至於布拉姆斯第二號奏鳴曲對演奏者與聽眾來說都不輕鬆,因為沒有可喘息的空間。坐在舞台後方的我聽到的聲音應該跟舞台上的演奏者聽到的是一樣的,就算是極強奏的出現聲音也不至於前後混成一團造成困擾。齊瑪曼整體的演奏就力圖要將樂譜內各種指示的訊息一一帶給聽眾,第一樂章我可能感受到的是一種焦慮、要尋找情緒出口的強烈衝突與激昂感,演奏者能有序而有一定的重量感去呈現此一情緒,而不會落入一跎爛泥卻拔不出腳的境地,的確不容易。至於相對抒情的樂章,其實布拉姆斯在這一樂章的和聲寫作是很精心動人的,演奏者也致力要表達其含蓄之美。挑剔的人或許聯想到,演奏者個人聲音的美和音樂的含蓄感相比顯得亮豔一些,是演奏者想收也收不住的。至於結尾是可以在一堆曖昧選項中透露微光給予一條明路方向感的,到最後所有的糾結終於獲得釋放,讓聽眾一起跟著釋然,齊瑪曼的演奏也理出這一點,其實是真的很難,很難的。也許演奏者也有著重大的壓力想釋放吧?我一直覺得的確在音樂中有一種積累的壓抑想渴求釋放,確實精彩,但就因此並非人人都可理解與承受。或許對於演奏者伯牙來說,要在這首尋找到知音欣賞的鍾子期並非易事。在成堆的音符中只見演奏者專心演奏,隨著音樂變化起伏的表情變化,他真的是熱愛布拉姆斯而希望有更多人能瞭解其音樂,將其情緒變化與內蘊訊息放至最大,這種直接無隱的表達,對日本聽眾來說也是無法承受之重,但他們的耐心還真沒話說,盡力不在樂章中咳嗽或挪動身子,真不容易。頂多就是聽到茶敘時間的慨嘆就是了。仔細想想,演奏者之所以堅持排上此一樂曲定有用意,想向觀眾展現近年音樂思考與觀點,不拘泥於表面上的美,希望更深沈探索創作者的內心小宇宙,以及試探並燃燒自己在一場演奏會中呈現多重風格與體力的極限?畢竟無法向當事人求證,就不得而知了。
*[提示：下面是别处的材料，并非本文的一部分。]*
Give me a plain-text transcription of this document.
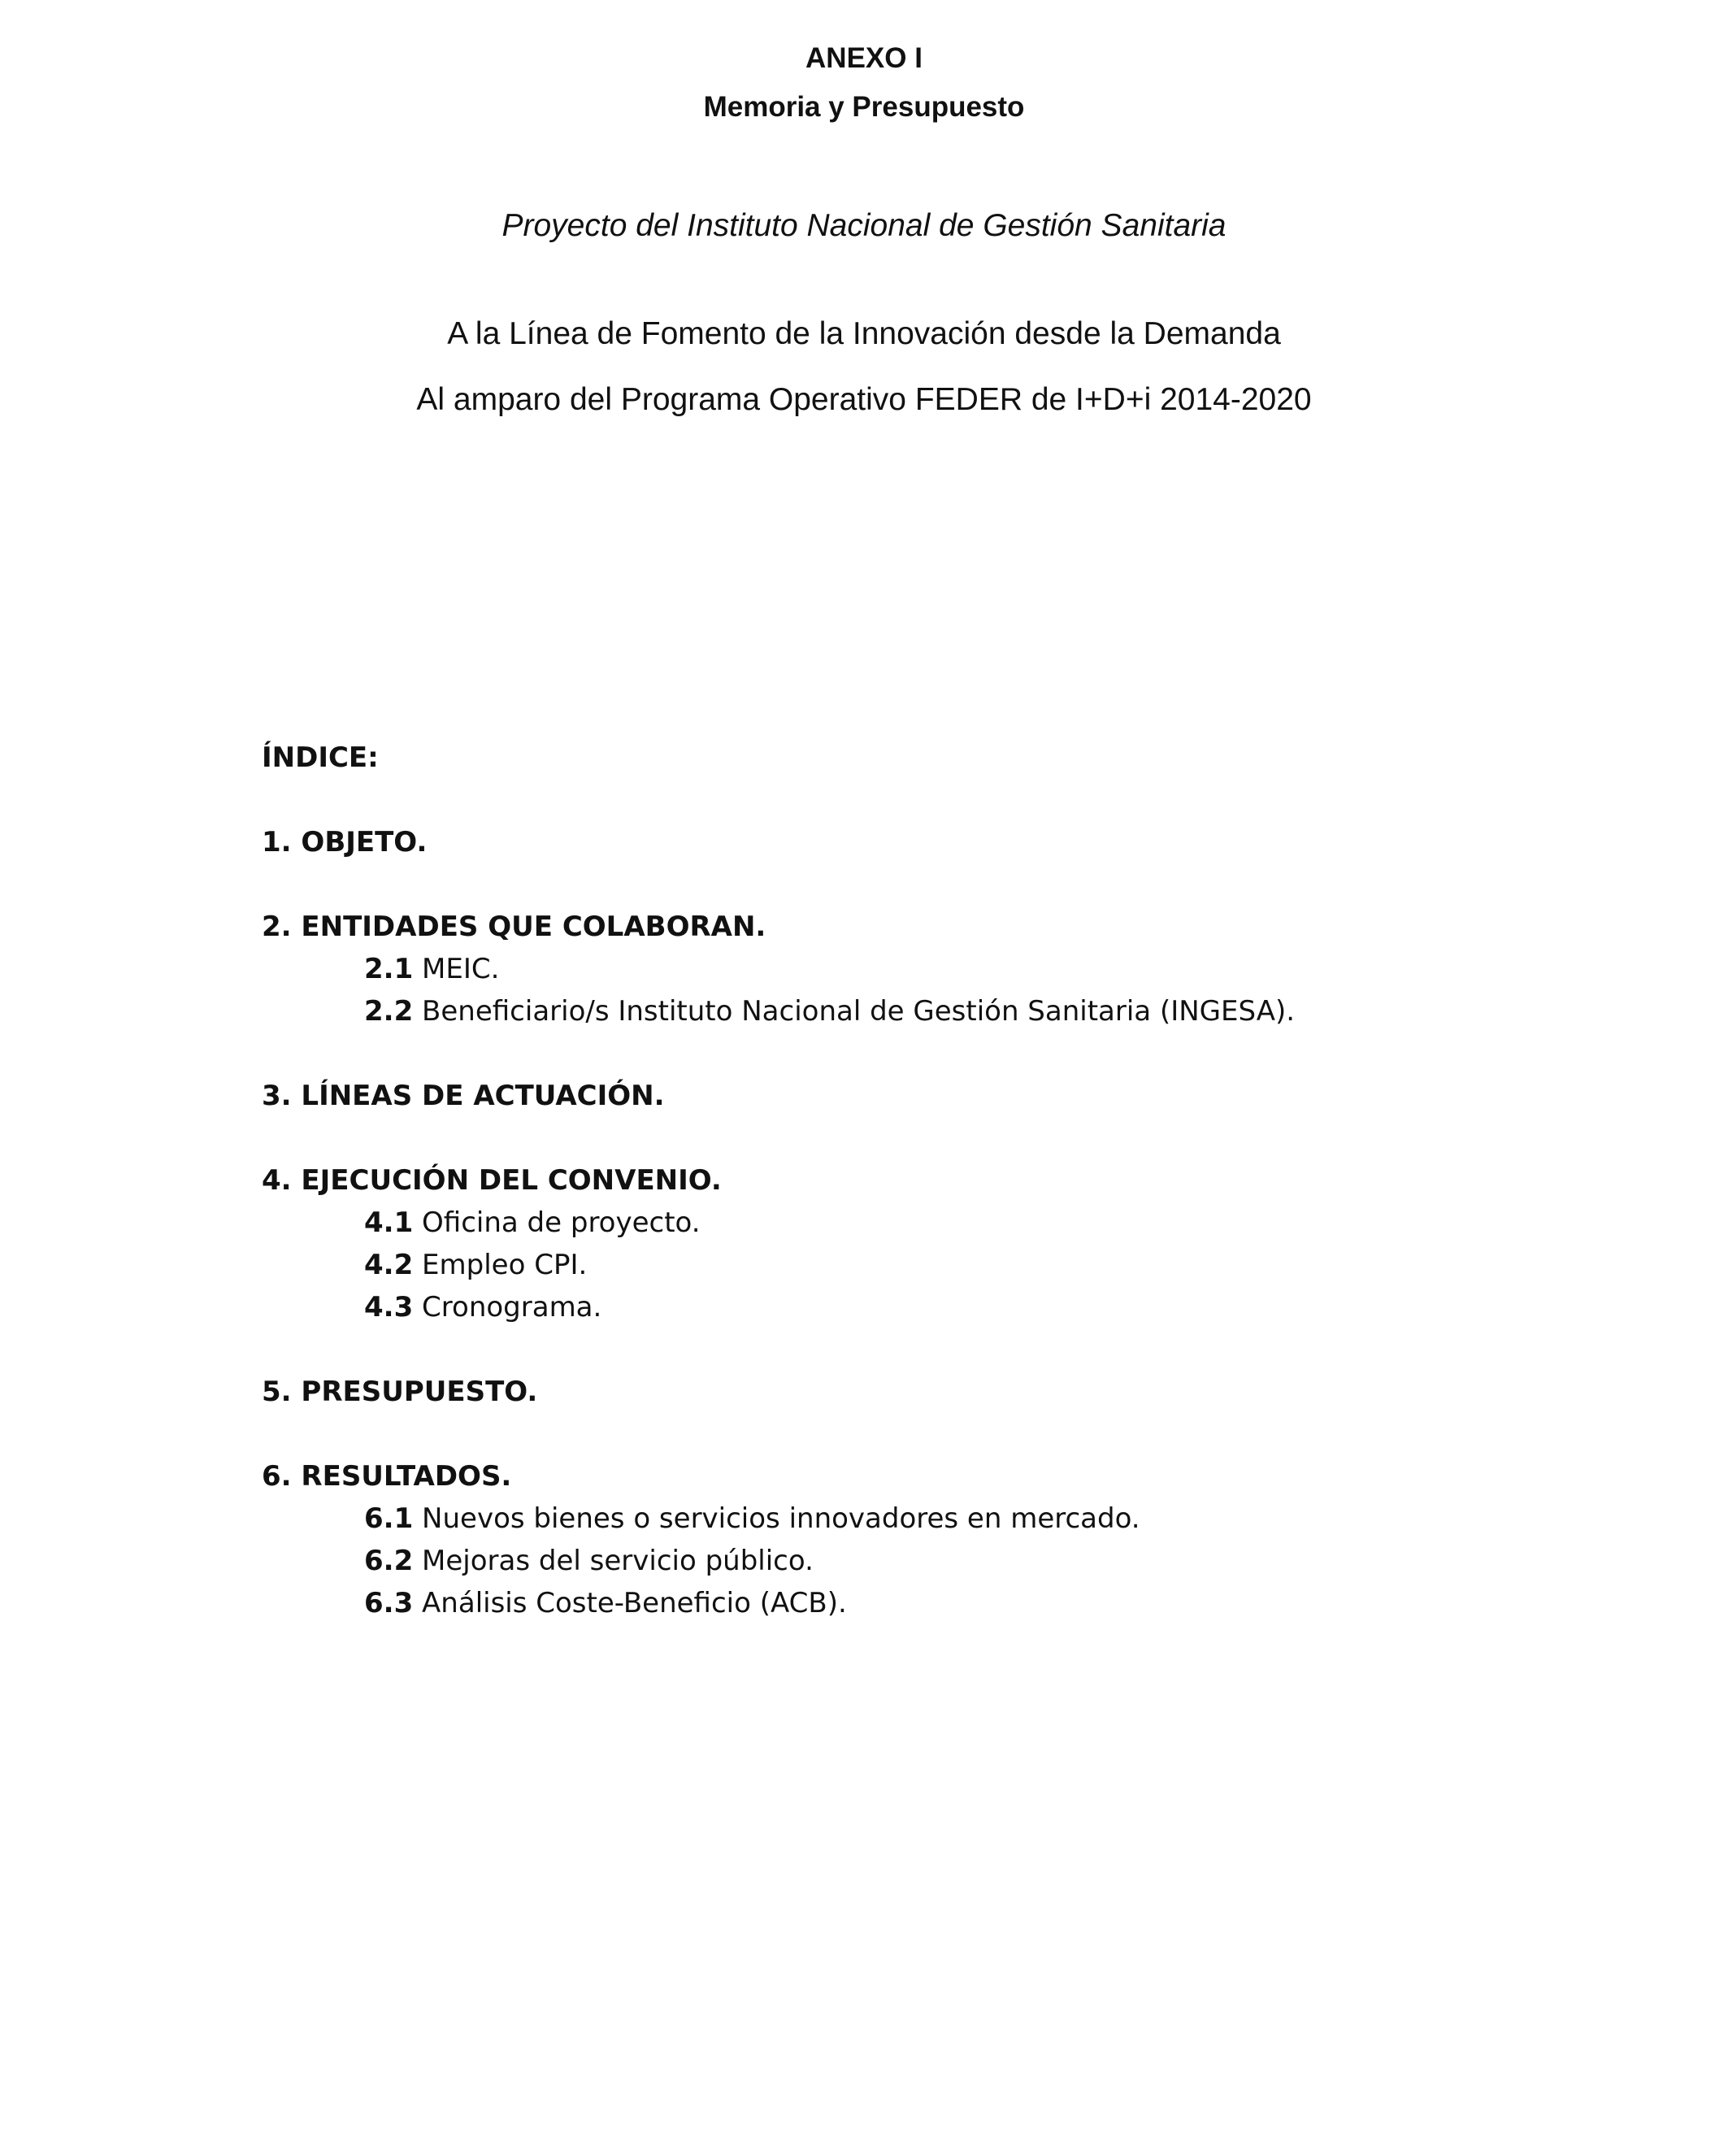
ANEXO I
Memoria y Presupuesto
Proyecto del Instituto Nacional de Gestión Sanitaria
A la Línea de Fomento de la Innovación desde la Demanda
Al amparo del Programa Operativo FEDER de I+D+i 2014-2020
ÍNDICE:
1. OBJETO.
2. ENTIDADES QUE COLABORAN.
2.1 MEIC.
2.2 Beneficiario/s Instituto Nacional de Gestión Sanitaria (INGESA).
3. LÍNEAS DE ACTUACIÓN.
4. EJECUCIÓN DEL CONVENIO.
4.1 Oficina de proyecto.
4.2 Empleo CPI.
4.3 Cronograma.
5. PRESUPUESTO.
6. RESULTADOS.
6.1 Nuevos bienes o servicios innovadores en mercado.
6.2 Mejoras del servicio público.
6.3 Análisis Coste-Beneficio (ACB).
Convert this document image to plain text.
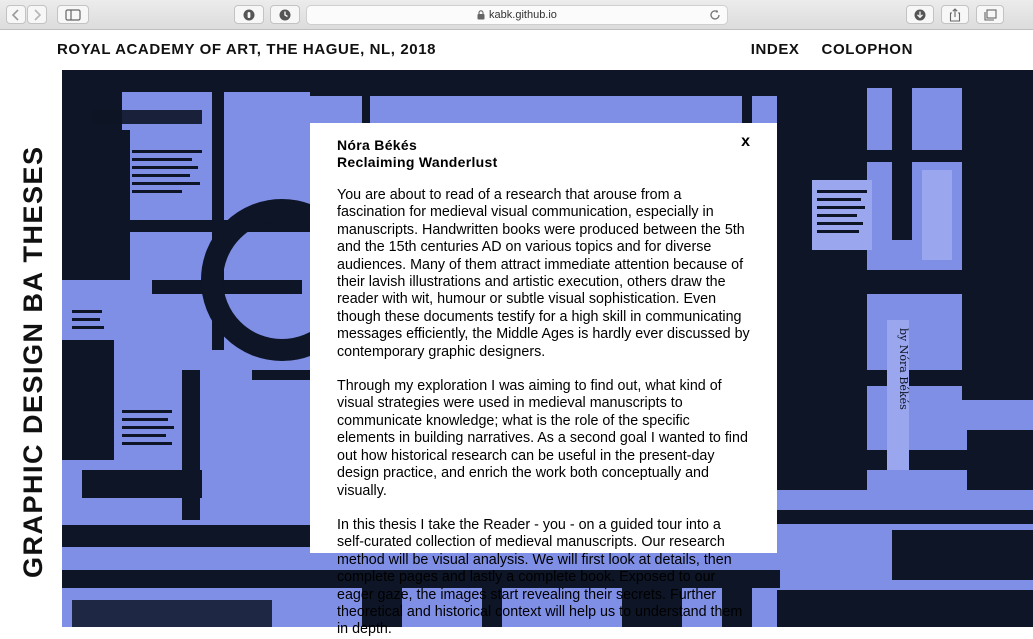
kabk.github.io
GRAPHIC DESIGN BA THESES
ROYAL ACADEMY OF ART, THE HAGUE, NL, 2018	INDEX COLOPHON
by Nóra Békés
x
Nóra Békés
Reclaiming Wanderlust

You are about to read of a research that arouse from a fascination for medieval visual communication, especially in manuscripts. Handwritten books were produced between the 5th and the 15th centuries AD on various topics and for diverse audiences. Many of them attract immediate attention because of their lavish illustrations and artistic execution, others draw the reader with wit, humour or subtle visual sophistication. Even though these documents testify for a high skill in communicating messages efficiently, the Middle Ages is hardly ever discussed by contemporary graphic designers.

Through my exploration I was aiming to find out, what kind of visual strategies were used in medieval manuscripts to communicate knowledge; what is the role of the specific elements in building narratives. As a second goal I wanted to find out how historical research can be useful in the present-day design practice, and enrich the work both conceptually and visually.

In this thesis I take the Reader - you - on a guided tour into a self-curated collection of medieval manuscripts. Our research method will be visual analysis. We will first look at details, then complete pages and lastly a complete book. Exposed to our eager gaze, the images start revealing their secrets. Further theoretical and historical context will help us to understand them in depth.
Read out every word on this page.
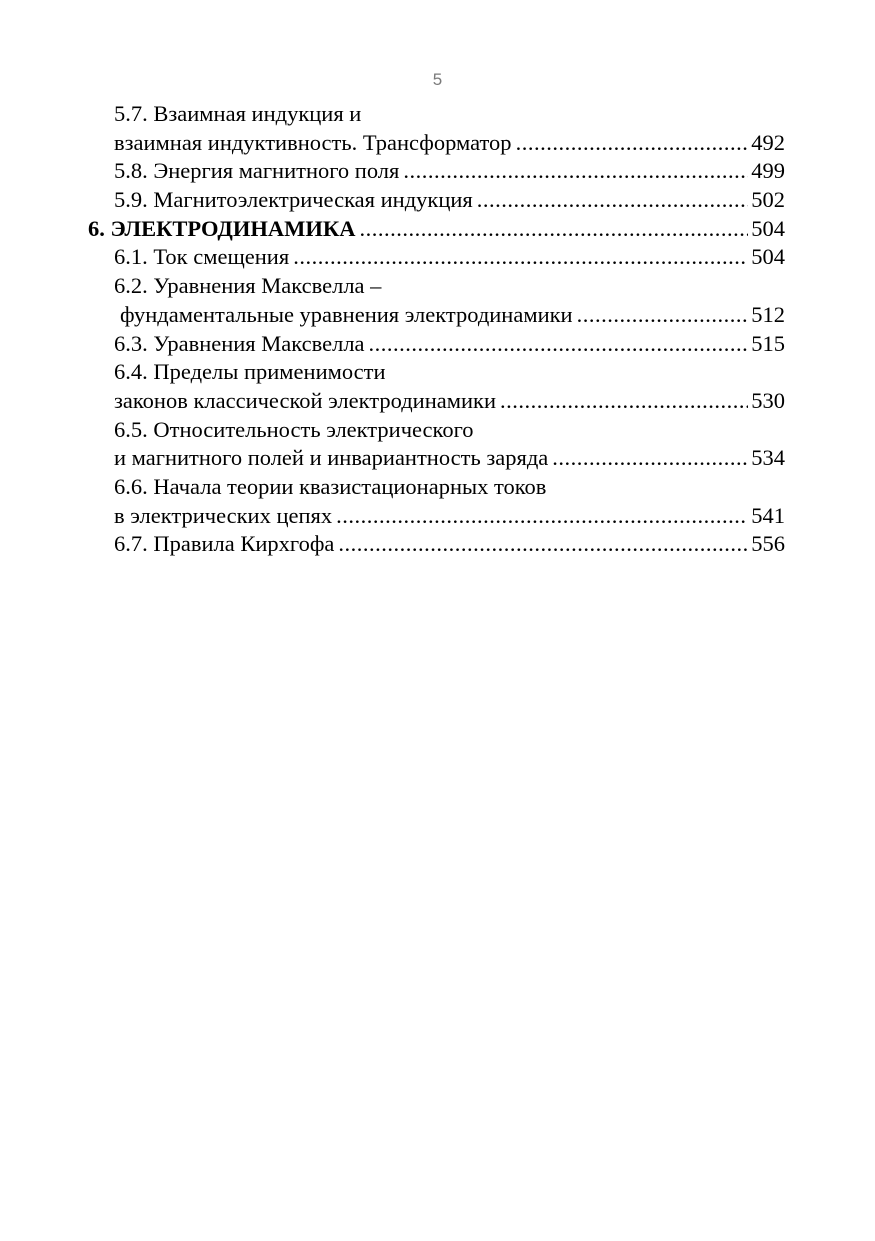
5
5.7. Взаимная индукция и
взаимная индуктивность. Трансформатор .....	492
5.8. Энергия магнитного поля .....	499
5.9. Магнитоэлектрическая индукция .....	502
6. ЭЛЕКТРОДИНАМИКА .....	504
6.1. Ток смещения .....	504
6.2. Уравнения Максвелла –
фундаментальные уравнения электродинамики .....	512
6.3. Уравнения Максвелла .....	515
6.4. Пределы применимости
законов классической электродинамики .....	530
6.5. Относительность электрического
и магнитного полей и инвариантность заряда .....	534
6.6. Начала теории квазистационарных токов
в электрических цепях .....	541
6.7. Правила Кирхгофа .....	556
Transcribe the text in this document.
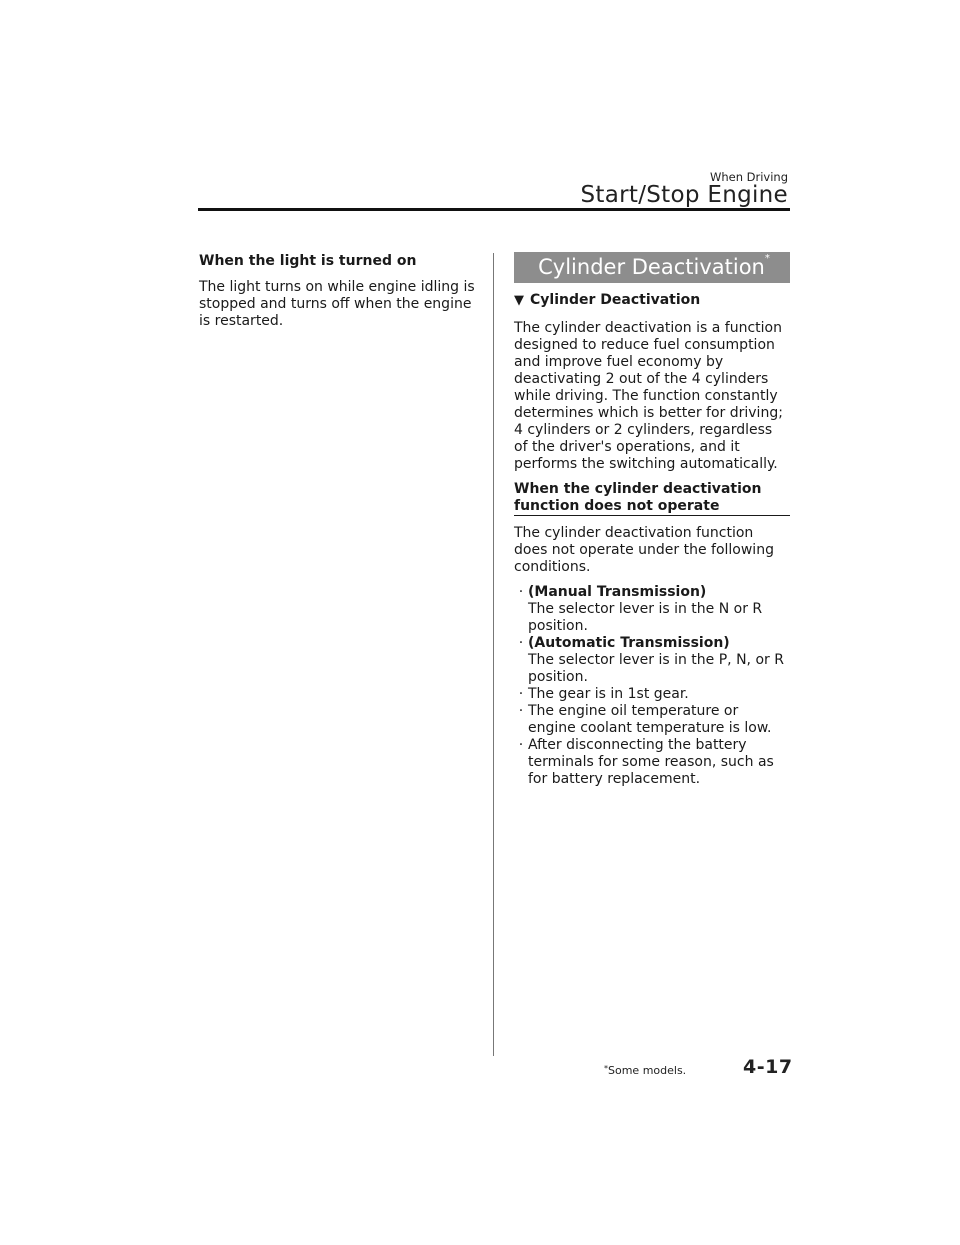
When Driving
Start/Stop Engine
When the light is turned on
The light turns on while engine idling is stopped and turns off when the engine is restarted.
Cylinder Deactivation*
▼ Cylinder Deactivation
The cylinder deactivation is a function designed to reduce fuel consumption and improve fuel economy by deactivating 2 out of the 4 cylinders while driving. The function constantly determines which is better for driving; 4 cylinders or 2 cylinders, regardless of the driver's operations, and it performs the switching automatically.
When the cylinder deactivation function does not operate
The cylinder deactivation function does not operate under the following conditions.
· (Manual Transmission)
The selector lever is in the N or R position.
· (Automatic Transmission)
The selector lever is in the P, N, or R position.
· The gear is in 1st gear.
· The engine oil temperature or engine coolant temperature is low.
· After disconnecting the battery terminals for some reason, such as for battery replacement.
*Some models.	4-17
但以他在日本東京周邊從事五十餘場音樂會的狀況言,顯然他對東京周邊的聽眾長期支持銘感於心,是另一種他對聽眾表達內心感動的作法?

下半場的蕭邦第三號鋼琴奏鳴曲,自是在蕭邦鋼琴大賽掄元的他熟知並演奏多時的爛熟曲目,樂曲的熟悉度也容易讓觀眾進入狀況。的確在彈性速度的運用、樂句的歌唱感、音色的亮麗感都是鮮明易於辨認的個人風格,各聲部和弦演奏聽來不會有某個手指偷懶或無法出力的狀況,終樂章也不是憋著一口氣式的演奏,而是在紮實的技術水準下快速流暢、聲音顆顆分明的演奏,一氣呵成。的確演奏者的技術條件是維持在一定狀況中,喜歡美聲的,自然可以在他所雕琢的音樂中因為認出這就是齊瑪曼而感到喜悅吧?齊瑪曼在慢板樂章的重音與節奏步行感極為自然,樂句間的呼吸空間感的確令人嘆服,在當天的演出中並未對這首演奏許久的樂曲感到厭膩或以例行公事的機械化為之,仍有相當的情緒流露,對於一位成名超過三十年的職業演奏者來說真的是不容易。這大概就是大師與一般演奏者的不同之處。對於上半場倍感壓抑的日本人來說,下半場的確相對輕鬆,顯然正規音樂結束時給的回饋也就熱烈得多。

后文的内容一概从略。